Just one floor below Bangura’s business, in a different room inside District House, Nicholas Matias has also transformed his dwelling into an at-home barber shop. Matias, a junior majoring in communication and business, said he has been an at-home barber since the early days of the COVID-19 pandemic when he was living at home in Chicago.
“During the quarantine, I had a brother who needed a haircut,” Matias said. “I decided to take the clippers in the house and cut his hair. I felt like, after I did that, I could see myself doing this in my future, so I decided to buy myself a pair of clippers.”
Matias said as his hobby grew through high school, with his friends flocking to his house for haircuts. The more hair he cut, the more skilled he became, and he eventually began to offer his services at a local barber shop. He said the experience taught him how to respond to people’s hair requests and keep up with the common banter between barber and their clients.
“Working at a barber shop in high school was a very unique experience, because I was cutting 30 to 40-year-olds when I was a 16-year-old kid,” Matias said. “That helped me not only with barbering, but communication-wise, I learned a lot.”
Matias started offering in-house haircuts his first year at GW in Thurston Hall. He said referrals from his 10 regular clients helped his business take off, and he advertises his cuts on his Instagram “nicknextup.”

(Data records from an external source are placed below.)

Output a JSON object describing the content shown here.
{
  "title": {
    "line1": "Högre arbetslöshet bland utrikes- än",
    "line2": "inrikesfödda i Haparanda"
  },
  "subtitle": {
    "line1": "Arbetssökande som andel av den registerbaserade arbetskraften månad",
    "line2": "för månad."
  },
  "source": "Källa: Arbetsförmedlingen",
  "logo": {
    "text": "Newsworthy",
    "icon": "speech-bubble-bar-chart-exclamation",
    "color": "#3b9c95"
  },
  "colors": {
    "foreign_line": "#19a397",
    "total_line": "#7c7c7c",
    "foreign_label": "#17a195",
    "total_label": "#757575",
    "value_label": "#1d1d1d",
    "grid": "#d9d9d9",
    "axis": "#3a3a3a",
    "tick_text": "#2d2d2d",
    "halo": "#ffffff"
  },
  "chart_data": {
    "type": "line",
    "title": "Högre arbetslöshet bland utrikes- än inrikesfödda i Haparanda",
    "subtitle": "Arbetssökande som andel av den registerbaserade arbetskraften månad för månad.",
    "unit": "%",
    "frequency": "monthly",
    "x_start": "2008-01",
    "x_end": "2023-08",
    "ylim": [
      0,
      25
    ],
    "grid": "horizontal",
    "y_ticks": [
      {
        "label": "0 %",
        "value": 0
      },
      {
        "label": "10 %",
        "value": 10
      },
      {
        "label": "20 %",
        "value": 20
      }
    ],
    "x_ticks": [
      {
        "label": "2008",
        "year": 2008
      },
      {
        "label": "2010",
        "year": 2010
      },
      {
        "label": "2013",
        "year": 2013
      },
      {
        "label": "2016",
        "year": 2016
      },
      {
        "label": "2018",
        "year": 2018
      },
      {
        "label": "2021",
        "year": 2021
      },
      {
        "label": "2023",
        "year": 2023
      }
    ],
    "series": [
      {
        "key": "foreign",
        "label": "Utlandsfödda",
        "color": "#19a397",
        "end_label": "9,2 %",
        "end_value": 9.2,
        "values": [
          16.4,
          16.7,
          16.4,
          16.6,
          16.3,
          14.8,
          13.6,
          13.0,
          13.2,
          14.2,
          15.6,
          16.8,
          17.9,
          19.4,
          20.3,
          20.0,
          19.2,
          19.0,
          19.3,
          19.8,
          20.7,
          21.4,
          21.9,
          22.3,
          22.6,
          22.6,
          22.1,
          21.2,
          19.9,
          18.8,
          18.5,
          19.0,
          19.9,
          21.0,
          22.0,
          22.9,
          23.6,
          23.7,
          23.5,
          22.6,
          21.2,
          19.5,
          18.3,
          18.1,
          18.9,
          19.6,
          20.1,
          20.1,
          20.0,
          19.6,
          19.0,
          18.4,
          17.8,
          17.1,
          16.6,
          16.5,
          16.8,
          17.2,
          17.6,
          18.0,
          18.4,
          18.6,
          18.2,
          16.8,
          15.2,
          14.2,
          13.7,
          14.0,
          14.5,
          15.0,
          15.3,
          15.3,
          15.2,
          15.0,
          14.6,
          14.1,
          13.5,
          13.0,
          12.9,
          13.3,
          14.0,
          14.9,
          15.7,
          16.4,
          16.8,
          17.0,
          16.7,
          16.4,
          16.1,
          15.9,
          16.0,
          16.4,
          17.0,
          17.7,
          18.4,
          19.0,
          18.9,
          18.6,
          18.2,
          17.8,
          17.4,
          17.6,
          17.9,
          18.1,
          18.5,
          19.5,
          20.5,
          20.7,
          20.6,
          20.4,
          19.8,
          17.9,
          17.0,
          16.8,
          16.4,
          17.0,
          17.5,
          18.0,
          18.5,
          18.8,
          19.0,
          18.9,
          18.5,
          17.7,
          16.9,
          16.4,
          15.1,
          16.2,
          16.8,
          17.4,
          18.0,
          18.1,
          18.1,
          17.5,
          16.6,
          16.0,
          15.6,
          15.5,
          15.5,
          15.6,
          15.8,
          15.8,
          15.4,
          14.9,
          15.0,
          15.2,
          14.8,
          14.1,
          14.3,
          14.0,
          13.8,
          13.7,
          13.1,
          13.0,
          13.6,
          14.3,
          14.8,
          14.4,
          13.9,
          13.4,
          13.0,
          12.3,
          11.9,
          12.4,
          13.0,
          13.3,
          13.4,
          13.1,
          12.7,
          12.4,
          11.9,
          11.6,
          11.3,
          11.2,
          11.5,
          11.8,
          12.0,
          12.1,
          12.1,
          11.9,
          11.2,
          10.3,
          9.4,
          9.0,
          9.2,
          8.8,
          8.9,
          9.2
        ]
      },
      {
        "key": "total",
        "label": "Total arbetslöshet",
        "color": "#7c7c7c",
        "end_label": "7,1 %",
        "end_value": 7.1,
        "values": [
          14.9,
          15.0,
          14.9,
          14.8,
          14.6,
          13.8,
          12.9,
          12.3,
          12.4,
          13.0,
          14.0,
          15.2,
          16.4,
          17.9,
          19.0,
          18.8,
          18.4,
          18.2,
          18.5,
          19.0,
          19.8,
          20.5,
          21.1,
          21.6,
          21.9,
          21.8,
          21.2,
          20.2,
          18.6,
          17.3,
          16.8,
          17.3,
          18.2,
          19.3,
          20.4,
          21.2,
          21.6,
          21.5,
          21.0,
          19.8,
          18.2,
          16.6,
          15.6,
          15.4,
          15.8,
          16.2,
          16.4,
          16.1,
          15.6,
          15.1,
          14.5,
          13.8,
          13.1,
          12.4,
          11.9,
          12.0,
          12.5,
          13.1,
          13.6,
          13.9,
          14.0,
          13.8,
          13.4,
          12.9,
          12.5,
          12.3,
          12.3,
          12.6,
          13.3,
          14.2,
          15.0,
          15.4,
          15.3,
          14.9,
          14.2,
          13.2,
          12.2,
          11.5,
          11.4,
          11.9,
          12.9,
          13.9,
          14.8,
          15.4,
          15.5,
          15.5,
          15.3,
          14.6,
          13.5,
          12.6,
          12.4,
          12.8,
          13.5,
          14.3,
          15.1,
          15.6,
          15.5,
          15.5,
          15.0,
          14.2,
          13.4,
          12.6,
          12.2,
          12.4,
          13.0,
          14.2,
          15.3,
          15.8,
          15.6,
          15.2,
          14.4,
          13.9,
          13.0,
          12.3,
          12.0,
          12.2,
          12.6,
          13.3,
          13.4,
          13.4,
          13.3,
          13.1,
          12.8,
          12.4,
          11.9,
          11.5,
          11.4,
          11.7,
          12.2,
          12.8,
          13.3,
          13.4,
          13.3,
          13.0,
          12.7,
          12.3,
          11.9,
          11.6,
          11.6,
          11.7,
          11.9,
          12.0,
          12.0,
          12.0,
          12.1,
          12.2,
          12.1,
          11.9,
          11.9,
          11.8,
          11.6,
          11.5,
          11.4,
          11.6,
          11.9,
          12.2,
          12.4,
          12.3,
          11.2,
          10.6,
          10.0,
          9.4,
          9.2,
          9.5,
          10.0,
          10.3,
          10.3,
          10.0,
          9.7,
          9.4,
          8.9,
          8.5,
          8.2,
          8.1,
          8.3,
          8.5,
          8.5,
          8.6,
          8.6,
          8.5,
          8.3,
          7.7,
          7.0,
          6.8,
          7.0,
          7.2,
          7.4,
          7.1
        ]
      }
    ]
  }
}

Matias’s shop is an instantly cheery environment, as the student barber bops to hip-hop and clicking scissors. A Chicago flag hangs above his workspace as he focuses while using an electric razor inches above his client’s spotty blue smock.
He said his clientele is all men, but he’s confident he could cut “any texture” of hair, long or short. His current rate is $25 per haircut and $30 with a beard trim — lower prices than his now-competitor the Foggy Bottom Barber Shop, located near the Watergate complex, where he worked as a sophomore. He said there the shop charged $40 for a haircut and $50 when combined with the beard trim.

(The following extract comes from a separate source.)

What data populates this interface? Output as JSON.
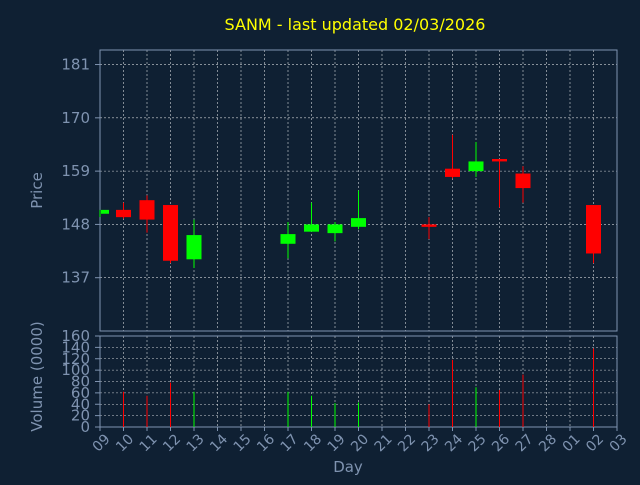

Matias said word spread of his mastery of the fade, a tapered style with short sides and a fuller top, which caused his business to grow.
“One person gets a haircut and their friend’s like, ‘Oh, who cut your hair?’ and he’s like, ‘Nick!’ and then he gives them my number,” he said. “I’ll have random people texting me, ‘Yo, I heard you give good haircuts, can you get me this week?’”
Among Matias’ group of loyal customers is Jake Introzzi, a junior majoring in finance and a patron of Matias’ makeshift barber shop since November 2022. After receiving an unfavorable haircut elsewhere, a friend recommended Introzzi check out Matias’ shop instead.
Introzzi said he and Matias have become friends outside of the barber’s chair, with Matias’ sense of humor and “great conversation” transforming a typically mundane activity to a bonding experience.
“I think it just makes your experience more enjoyable, having other students cut your hair,” he said. “Someone you can share experiences with, talk about and just relate to a little more than in a typical barber shop.”